幾つもの黒い煙が昇り、微かにだが悲鳴が聞けえる。
俺はネーロとブランを急いで走らせる。
「見えた!」
そこには燃える村があった。
全ての家に火が付けられ、村の入り口では純白の鎧を身に纏った騎士達が獣人の少女を捕縛している。

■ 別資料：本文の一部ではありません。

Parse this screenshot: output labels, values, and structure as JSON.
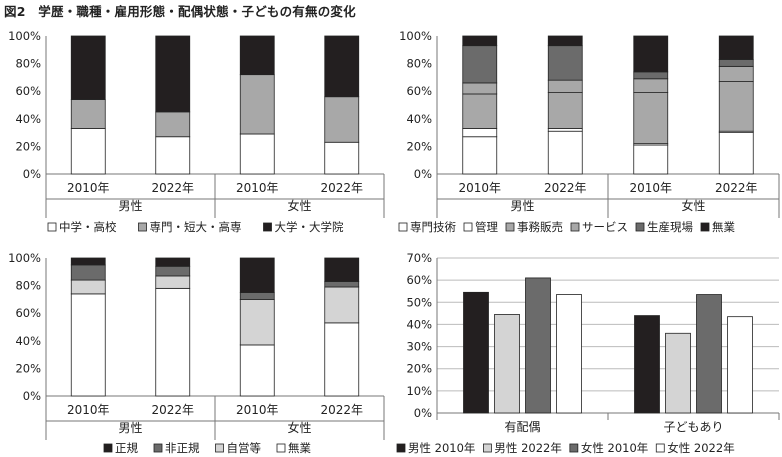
{
  "figure_title": "図2　学歴・職種・雇用形態・配偶状態・子どもの有無の変化",
  "colors": {
    "white": "#ffffff",
    "light": "#d4d4d4",
    "mid": "#a8a8a8",
    "dark": "#6b6b6b",
    "black": "#231f20",
    "axis": "#777777",
    "grid": "#bbbbbb"
  },
  "chart_data": [
    {
      "id": "education",
      "type": "bar",
      "stacked": true,
      "groups": [
        {
          "label": "男性",
          "categories": [
            "2010年",
            "2022年"
          ]
        },
        {
          "label": "女性",
          "categories": [
            "2010年",
            "2022年"
          ]
        }
      ],
      "series": [
        {
          "name": "中学・高校",
          "color_key": "white",
          "values": [
            33,
            27,
            29,
            23
          ]
        },
        {
          "name": "専門・短大・高専",
          "color_key": "mid",
          "values": [
            21,
            18,
            43,
            33
          ]
        },
        {
          "name": "大学・大学院",
          "color_key": "black",
          "values": [
            46,
            55,
            28,
            44
          ]
        }
      ],
      "y_ticks": [
        "0%",
        "20%",
        "40%",
        "60%",
        "80%",
        "100%"
      ],
      "ylim": [
        0,
        100
      ],
      "grid": false,
      "legend_position": "bottom"
    },
    {
      "id": "occupation",
      "type": "bar",
      "stacked": true,
      "groups": [
        {
          "label": "男性",
          "categories": [
            "2010年",
            "2022年"
          ]
        },
        {
          "label": "女性",
          "categories": [
            "2010年",
            "2022年"
          ]
        }
      ],
      "series": [
        {
          "name": "専門技術",
          "color_key": "white",
          "values": [
            27,
            31,
            21,
            30
          ]
        },
        {
          "name": "管理",
          "color_key": "white",
          "values": [
            6,
            2,
            1,
            1
          ]
        },
        {
          "name": "事務販売",
          "color_key": "mid",
          "values": [
            25,
            26,
            37,
            36
          ]
        },
        {
          "name": "サービス",
          "color_key": "mid",
          "values": [
            8,
            9,
            10,
            11
          ]
        },
        {
          "name": "生産現場",
          "color_key": "dark",
          "values": [
            27,
            25,
            5,
            5
          ]
        },
        {
          "name": "無業",
          "color_key": "black",
          "values": [
            7,
            7,
            26,
            17
          ]
        }
      ],
      "y_ticks": [
        "0%",
        "20%",
        "40%",
        "60%",
        "80%",
        "100%"
      ],
      "ylim": [
        0,
        100
      ],
      "grid": false,
      "legend_position": "bottom"
    },
    {
      "id": "employment",
      "type": "bar",
      "stacked": true,
      "groups": [
        {
          "label": "男性",
          "categories": [
            "2010年",
            "2022年"
          ]
        },
        {
          "label": "女性",
          "categories": [
            "2010年",
            "2022年"
          ]
        }
      ],
      "series": [
        {
          "name": "無業",
          "color_key": "white",
          "values": [
            74,
            78,
            37,
            53
          ]
        },
        {
          "name": "自営等",
          "color_key": "light",
          "values": [
            10,
            9,
            33,
            26
          ]
        },
        {
          "name": "非正規",
          "color_key": "dark",
          "values": [
            11,
            7,
            5,
            4
          ]
        },
        {
          "name": "正規",
          "color_key": "black",
          "values": [
            5,
            6,
            25,
            17
          ]
        }
      ],
      "legend_order": [
        "正規",
        "非正規",
        "自営等",
        "無業"
      ],
      "y_ticks": [
        "0%",
        "20%",
        "40%",
        "60%",
        "80%",
        "100%"
      ],
      "ylim": [
        0,
        100
      ],
      "grid": false,
      "legend_position": "bottom"
    },
    {
      "id": "family",
      "type": "bar",
      "stacked": false,
      "categories": [
        "有配偶",
        "子どもあり"
      ],
      "series": [
        {
          "name": "男性 2010年",
          "color_key": "black",
          "values": [
            54.5,
            44
          ]
        },
        {
          "name": "男性 2022年",
          "color_key": "light",
          "values": [
            44.5,
            36
          ]
        },
        {
          "name": "女性 2010年",
          "color_key": "dark",
          "values": [
            61,
            53.5
          ]
        },
        {
          "name": "女性 2022年",
          "color_key": "white",
          "values": [
            53.5,
            43.5
          ]
        }
      ],
      "y_ticks": [
        "0%",
        "10%",
        "20%",
        "30%",
        "40%",
        "50%",
        "60%",
        "70%"
      ],
      "ylim": [
        0,
        70
      ],
      "grid": true,
      "legend_position": "bottom"
    }
  ]
}
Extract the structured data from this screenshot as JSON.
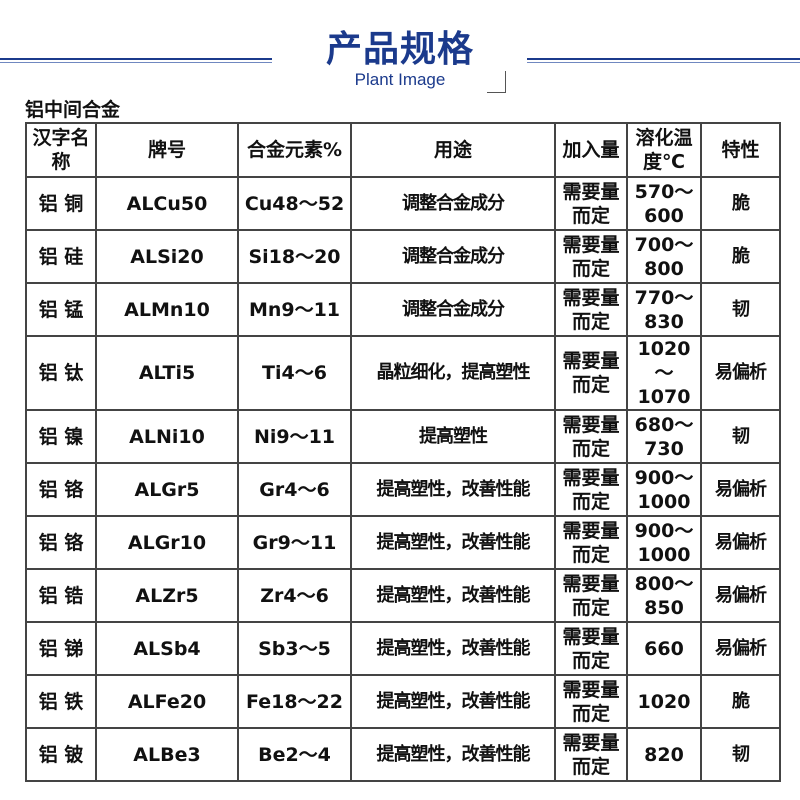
{
  "header": {
    "title": "产品规格",
    "subtitle": "Plant Image",
    "accent": "#1b3a8c"
  },
  "section_title": "铝中间合金",
  "table": {
    "columns": [
      "汉字名称",
      "牌号",
      "合金元素%",
      "用途",
      "加入量",
      "溶化温度℃",
      "特性"
    ],
    "rows": [
      [
        "铝 铜",
        "ALCu50",
        "Cu48～52",
        "调整合金成分",
        "需要量而定",
        "570～600",
        "脆"
      ],
      [
        "铝 硅",
        "ALSi20",
        "Si18～20",
        "调整合金成分",
        "需要量而定",
        "700～800",
        "脆"
      ],
      [
        "铝 锰",
        "ALMn10",
        "Mn9～11",
        "调整合金成分",
        "需要量而定",
        "770～830",
        "韧"
      ],
      [
        "铝 钛",
        "ALTi5",
        "Ti4～6",
        "晶粒细化，提高塑性",
        "需要量而定",
        "1020～1070",
        "易偏析"
      ],
      [
        "铝 镍",
        "ALNi10",
        "Ni9～11",
        "提高塑性",
        "需要量而定",
        "680～730",
        "韧"
      ],
      [
        "铝 铬",
        "ALGr5",
        "Gr4～6",
        "提高塑性，改善性能",
        "需要量而定",
        "900～1000",
        "易偏析"
      ],
      [
        "铝 铬",
        "ALGr10",
        "Gr9～11",
        "提高塑性，改善性能",
        "需要量而定",
        "900～1000",
        "易偏析"
      ],
      [
        "铝 锆",
        "ALZr5",
        "Zr4～6",
        "提高塑性，改善性能",
        "需要量而定",
        "800～850",
        "易偏析"
      ],
      [
        "铝 锑",
        "ALSb4",
        "Sb3～5",
        "提高塑性，改善性能",
        "需要量而定",
        "660",
        "易偏析"
      ],
      [
        "铝 铁",
        "ALFe20",
        "Fe18～22",
        "提高塑性，改善性能",
        "需要量而定",
        "1020",
        "脆"
      ],
      [
        "铝 铍",
        "ALBe3",
        "Be2～4",
        "提高塑性，改善性能",
        "需要量而定",
        "820",
        "韧"
      ]
    ]
  }
}
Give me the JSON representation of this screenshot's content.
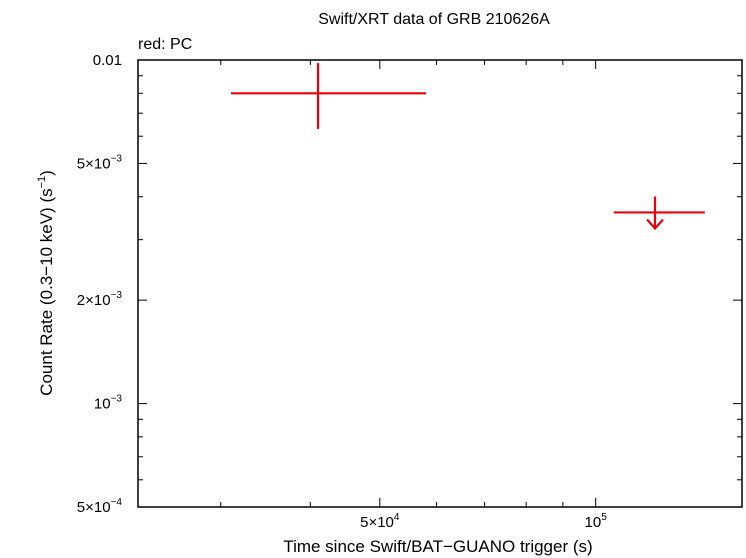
{
  "chart_data": {
    "type": "scatter",
    "title": "Swift/XRT data of GRB 210626A",
    "legend_text": "red: PC",
    "xlabel": "Time since Swift/BAT−GUANO trigger (s)",
    "ylabel": "Count Rate (0.3−10 keV) (s",
    "ylabel_sup": "−1",
    "ylabel_end": ")",
    "x_scale": "log",
    "y_scale": "log",
    "xlim": [
      23000,
      160000
    ],
    "ylim": [
      0.0005,
      0.01
    ],
    "grid": false,
    "x_ticks": [
      {
        "value": 50000,
        "mant": "5×10",
        "exp": "4"
      },
      {
        "value": 100000,
        "mant": "10",
        "exp": "5"
      }
    ],
    "y_ticks": [
      {
        "value": 0.01,
        "mant": "0.01",
        "exp": ""
      },
      {
        "value": 0.005,
        "mant": "5×10",
        "exp": "−3"
      },
      {
        "value": 0.002,
        "mant": "2×10",
        "exp": "−3"
      },
      {
        "value": 0.001,
        "mant": "10",
        "exp": "−3"
      },
      {
        "value": 0.0005,
        "mant": "5×10",
        "exp": "−4"
      }
    ],
    "color": "#e8000b",
    "series": [
      {
        "mode": "PC",
        "points": [
          {
            "x": 41000,
            "x_lo": 31000,
            "x_hi": 58000,
            "y": 0.008,
            "y_lo": 0.0063,
            "y_hi": 0.0098,
            "upper_limit": false
          },
          {
            "x": 121000,
            "x_lo": 106000,
            "x_hi": 142000,
            "y": 0.0036,
            "upper_limit": true
          }
        ]
      }
    ]
  }
}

少女は傷だらけで、体から血を流しとても危険な状態だ。
村人達は怯えた様子で座り込んでいる。
「卑しい獣を匿っていたとは、異端者共!貴様ら全員火炙りにしてくれる!
その前に、この獣をさっさと処理しなければ」
「お待ち下さい!その娘はまだ小さい子供です!どうか、どうかお見逃し下さい!」
「薄汚い異端者が私に触れるな!」
女性が騎士の隊長らしき人物にしがみつく。
騎士達は女性を殴り蹴るが、女性は掴んだまま離さない。
「ええい、もう処理しろ!」
「駄目!」
少女を捕縛していた騎士達が剣を引き抜き、少女に向かって振り下ろす。
俺は馬車から飛び出し、騎士達の首を斬り落とす。
少女を抱き上げすぐに魔法で治療をする。
「貴様!女神の寵愛を受ける我等を襲うとわ!」
「俺には女神の名を語り、無力な村人を襲う犯罪者の集団にしか見えないけどな」
「愚弄するとは!殺せ!」
隊長の命令で騎士達が動こうとするが、轟音と共にその頭が消滅する。
俺が振り返るとソフィがスナイパーライフルを構えながら手を振っているのが見えた。
すると突然、頭に鈍い痛みがする。
俺の頭に小型のナイフが突き刺さり、笑みを浮かべた隊長が立っている。
俺はナイフを引き抜き、結構いい物だったのでアイテムボックスに仕舞う。
死なない俺を見て、隊長は恐怖する。
「ち、近寄るな!化け物!」
「逃がすか!悪魔の逆十字架」
漆黒の魔法陣から、真っ黒な逆十字架が現れる。
空中に浮かぶ逆十字架から鎖が飛び、逃げようとする隊長を捕らえ縛り付ける。
「素晴らしい!何て素晴らしいの!」
「悪い子は大好きですよ」
「早く燃やそう!早く燃やそうよ!」
逆十字架の周りを3人の女性が飛んでいる。
「夜月様。この度はこんなにいい物を下さり感謝します」
「いいんだ。それより、近々多くの人間をそっちに送るから」
「はい、楽しみに待っています!ゼナ、ユラ、行くわよ」
「助けて!助けてくれ!」
2人の女性が槍を虚空から出現させ、隊長の心臓に突き刺す。
その瞬間、突き刺された部分から黒い炎が吹き出す。
隊長は痛みと苦しみから絶叫し、3人の女性と共に消えた。